Composition de la Cour lors du délibéré :
— Christine SAUNIER-RUELLAN, président
— Karen STELLA, conseiller
— Véronique MASSON-BESSOU, conseiller
Arrêt Contradictoire rendu publiquement par mise à disposition au greffe de la cour d’appel, les parties présentes ou représentées en ayant été préalablement avisées dans les conditions prévues à l’article 450 alinéa 2 du code de procédure civile,
Signé par Christine SAUNIER-RUELLAN, président, et par William BOUKADIA, greffier, auquel la minute a été remise par le magistrat signataire.
* * * * *
Par exploit du 14 janvier 2020, Elhem Mekhaled a assigné en référé devant le président du tribunal judiciaire de Lyon la société Jsuge SL pour qu’il lui soit ordonné de cesser sans délai ses agissements ayant une incidence directe ou indirecte sur sa carrière sportive, sur son image ou sa réputation sous astreinte de 15.000 euros par manquement constaté et qu’il soit ordonné la publication de la décision outre sa condamnation à lui payer 30.000 euros de provision à valoir sur son préjudice moral et 2.500 euros au titre de l’article 700 du code de procédure civile.

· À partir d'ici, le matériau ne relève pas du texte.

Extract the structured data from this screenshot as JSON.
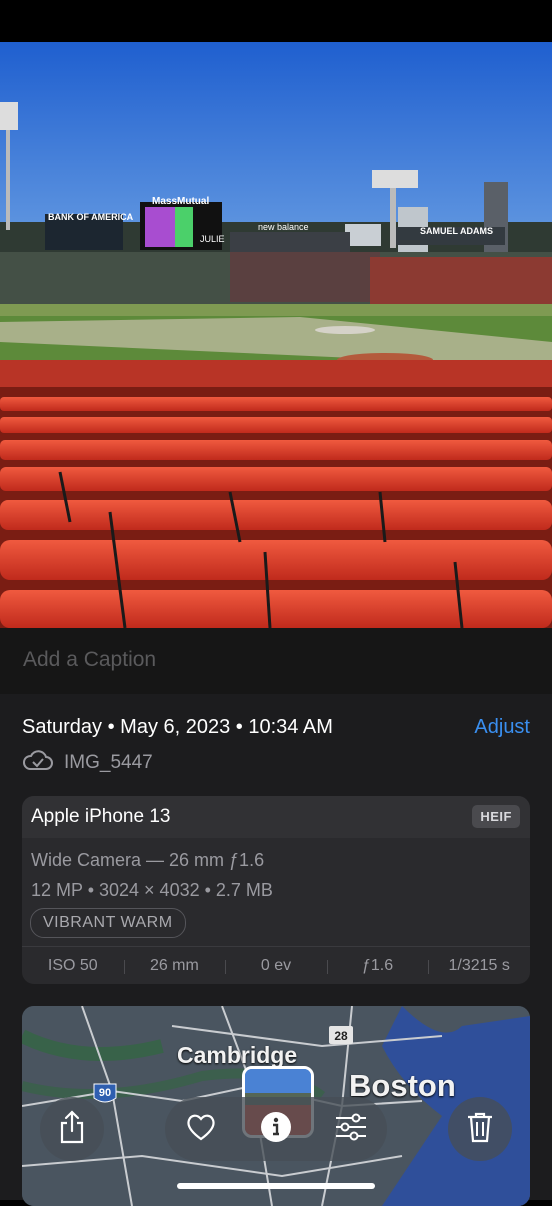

Étant boxeuse professionnelle, elle a été triple championne de France, championne d’Europe de boxe anglaise et championne du monde. Elle a signé le 23 janvier 2019 un contrat de promotion avec la société espagnole Jsuge SL sise à Barcelone et représentée par M.X. en échange de l’exclusivité de ses droits. Elle soutient que la société Jsuge SL n’a pas respecté ses engagements contractuels. Elle a dénoncé son contrat le 19 septembre 2019. Depuis, elle ne cesse de lui nuire en altérant son image Elle l’empêche d’exercer son activité professionnelle et de faire des combats. Elle ne cesse de se comporter comme son actuel promoteur ce qui crée de la confusion dans l’esprit de personnes évoluant dans le monde de la boxe en dissuadant certains de lui offrir une collaboration rémunératrice. Elle a ainsi sommé le groupe Canal plus et la société Adviseur Boxing Consulting d’annuler la réalisation de combats et leur diffusion. Monsieur X est ensuite intervenu en décembre 2019 auprès de la fédération internationale WBC et de la responsable de la boxe féminine pour les informer qu’il était toujours son représentant promoteur. Ces intimidations créent un trouble manifestement illicite de nature à la priver de pouvoir exercer sereinement sa profession.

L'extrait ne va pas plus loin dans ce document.